Em contraste, os ratos sem neurónios de dor ou receptores de células caliciformes para CGRP eram mais susceptíveis à colite, uma forma de inflamação intestinal. A descoberta poderia explicar por que as pessoas com disbiose intestinal são mais suscetíveis à colite.
Quando os pesquisadores administraram CGRP, sinalizador de dor, em animais sem neurônios de dor, os ratos experimentaram uma rápida melhora na produção de muco. O tratamento protegeu os ratos da colite mesmo na ausência de neurônios dolorosos.
A descoberta mostra que o CGRP é um importante desencadeador da cascata de sinalização que leva à secreção de muco protetor.
“A dor é um sintoma comum de doenças inflamatórias crônicas do intestino, como a colite, mas nosso estudo mostra que a dor aguda também desempenha um papel protetor direto”, disse o autor principal do estudo, Daping Yang, pesquisador de pós-doutorado no Laboratório Chiu.
Uma possível desvantagem da supressão da dor
Os experimentos da equipe mostraram que ratos sem receptores de dor também sofreram danos piores com a colite do que ocorreram.
Dado que os analgésicos são comumente usados para tratar pacientes com colite, pode ser importante considerar as potenciais consequências adversas do bloqueio da dor, disseram os pesquisadores.
“Em pessoas com inflamação intestinal, a dor é um dos principais sintomas, por isso pode-se pensar que queremos tratar e bloquear a dor para aliviar o sofrimento”, disse Chiu. “Mas alguns desses sinais de dor podem ser diretamente protetores como um reflexo neural, levantando questões importantes sobre como controlar cuidadosamente a dor para que ela não leve a outros danos”.
Além disso, uma classe de medicamentos comuns para enxaqueca que suprimem a secreção de CGRP pode danificar o tecido da barreira intestinal ao interromper esta sinalização protetora da dor, disseram os pesquisadores.
“Dado que o CGRP é um mediador da função das células caliciformes e da produção de muco, o que acontece se bloquearmos cronicamente esse mecanismo de proteção em pessoas com enxaqueca e se elas tomarem esses medicamentos por um longo prazo?” Chiu disse. “Os medicamentos afetarão as membranas mucosas e os microbiomas das pessoas?”
As células caliciformes têm várias outras funções no intestino.
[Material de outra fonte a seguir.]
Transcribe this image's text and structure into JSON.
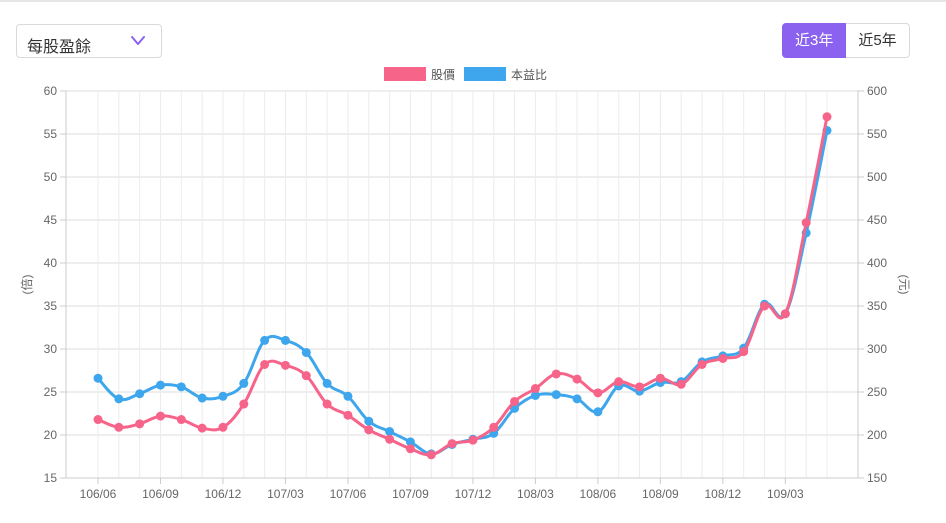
{
  "selector": {
    "value": "每股盈餘",
    "icon": "chevron-down-icon"
  },
  "range_buttons": [
    {
      "label": "近3年",
      "active": true
    },
    {
      "label": "近5年",
      "active": false
    }
  ],
  "colors": {
    "price": "#f7648a",
    "pe": "#3ea6ec",
    "accent": "#8b62f0"
  },
  "chart_data": {
    "type": "line",
    "title": "",
    "legend": {
      "placement": "top-center",
      "entries": [
        "股價",
        "本益比"
      ]
    },
    "x_ticks": [
      "106/06",
      "106/09",
      "106/12",
      "107/03",
      "107/06",
      "107/09",
      "107/12",
      "108/03",
      "108/06",
      "108/09",
      "108/12",
      "109/03"
    ],
    "y_left": {
      "label": "(倍)",
      "min": 15,
      "max": 60,
      "ticks": [
        15,
        20,
        25,
        30,
        35,
        40,
        45,
        50,
        55,
        60
      ]
    },
    "y_right": {
      "label": "(元)",
      "min": 150,
      "max": 600,
      "ticks": [
        150,
        200,
        250,
        300,
        350,
        400,
        450,
        500,
        550,
        600
      ]
    },
    "grid": true,
    "x": [
      "106/06",
      "106/07",
      "106/08",
      "106/09",
      "106/10",
      "106/11",
      "106/12",
      "107/01",
      "107/02",
      "107/03",
      "107/04",
      "107/05",
      "107/06",
      "107/07",
      "107/08",
      "107/09",
      "107/10",
      "107/11",
      "107/12",
      "108/01",
      "108/02",
      "108/03",
      "108/04",
      "108/05",
      "108/06",
      "108/07",
      "108/08",
      "108/09",
      "108/10",
      "108/11",
      "108/12",
      "109/01",
      "109/02",
      "109/03",
      "109/04",
      "109/05"
    ],
    "series": [
      {
        "name": "股價",
        "axis": "left",
        "values": [
          21.8,
          20.9,
          21.3,
          22.2,
          21.8,
          20.8,
          20.9,
          23.6,
          28.2,
          28.1,
          26.9,
          23.6,
          22.3,
          20.6,
          19.5,
          18.4,
          17.7,
          19.0,
          19.4,
          20.9,
          23.9,
          25.4,
          27.1,
          26.5,
          24.9,
          26.2,
          25.6,
          26.6,
          25.9,
          28.2,
          28.9,
          29.7,
          35.0,
          34.1,
          44.7,
          57.0
        ]
      },
      {
        "name": "本益比",
        "axis": "right",
        "values": [
          266,
          242,
          248,
          258,
          256,
          243,
          245,
          260,
          310,
          310,
          296,
          260,
          245,
          216,
          204,
          192,
          178,
          189,
          195,
          202,
          231,
          246,
          247,
          242,
          227,
          257,
          251,
          261,
          262,
          285,
          292,
          301,
          352,
          341,
          435,
          554
        ]
      }
    ]
  }
}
Eles fornecem uma passagem para antígenos -; Proteínas encontradas em vírus e bactérias que desencadeiam a resposta imunológica protetora do corpo -; e produzem produtos químicos antimicrobianos que protegem o intestino de patógenos.
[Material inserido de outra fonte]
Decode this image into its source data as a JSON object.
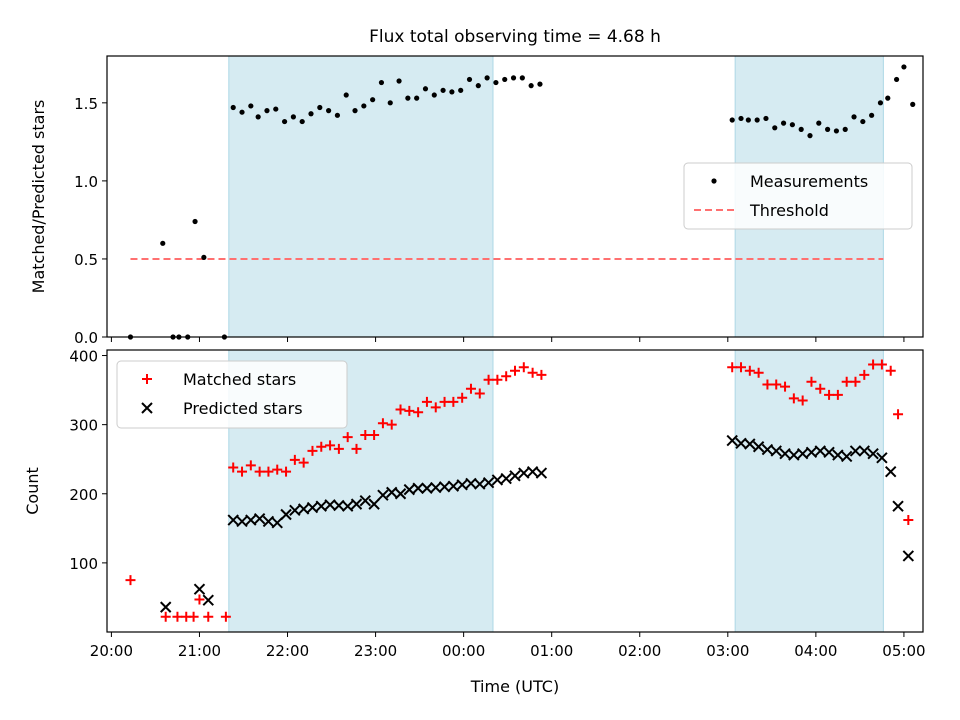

“Uma questão que surge do nosso trabalho atual é se as fibras da dor também regulam essas outras funções das células caliciformes”, disse Yang.
Outra linha de investigação, acrescentou Yang, seria examinar as interrupções na via de sinalização do CGRP e determinar se a disfunção desempenha um papel em pacientes com predisposição genética para doença inflamatória intestinal.
Fonte:
Faculdade de Medicina de Harvard
Referência:
Yang, D., et al. (2022) Os neurônios nociceptores controlam as células caliciformes por meio de um eixo CGRP-RAMP1 para impulsionar a produção de muco e a proteção da barreira intestinal. Célula. doi.org/10.1016/j.cell.2022.09.024.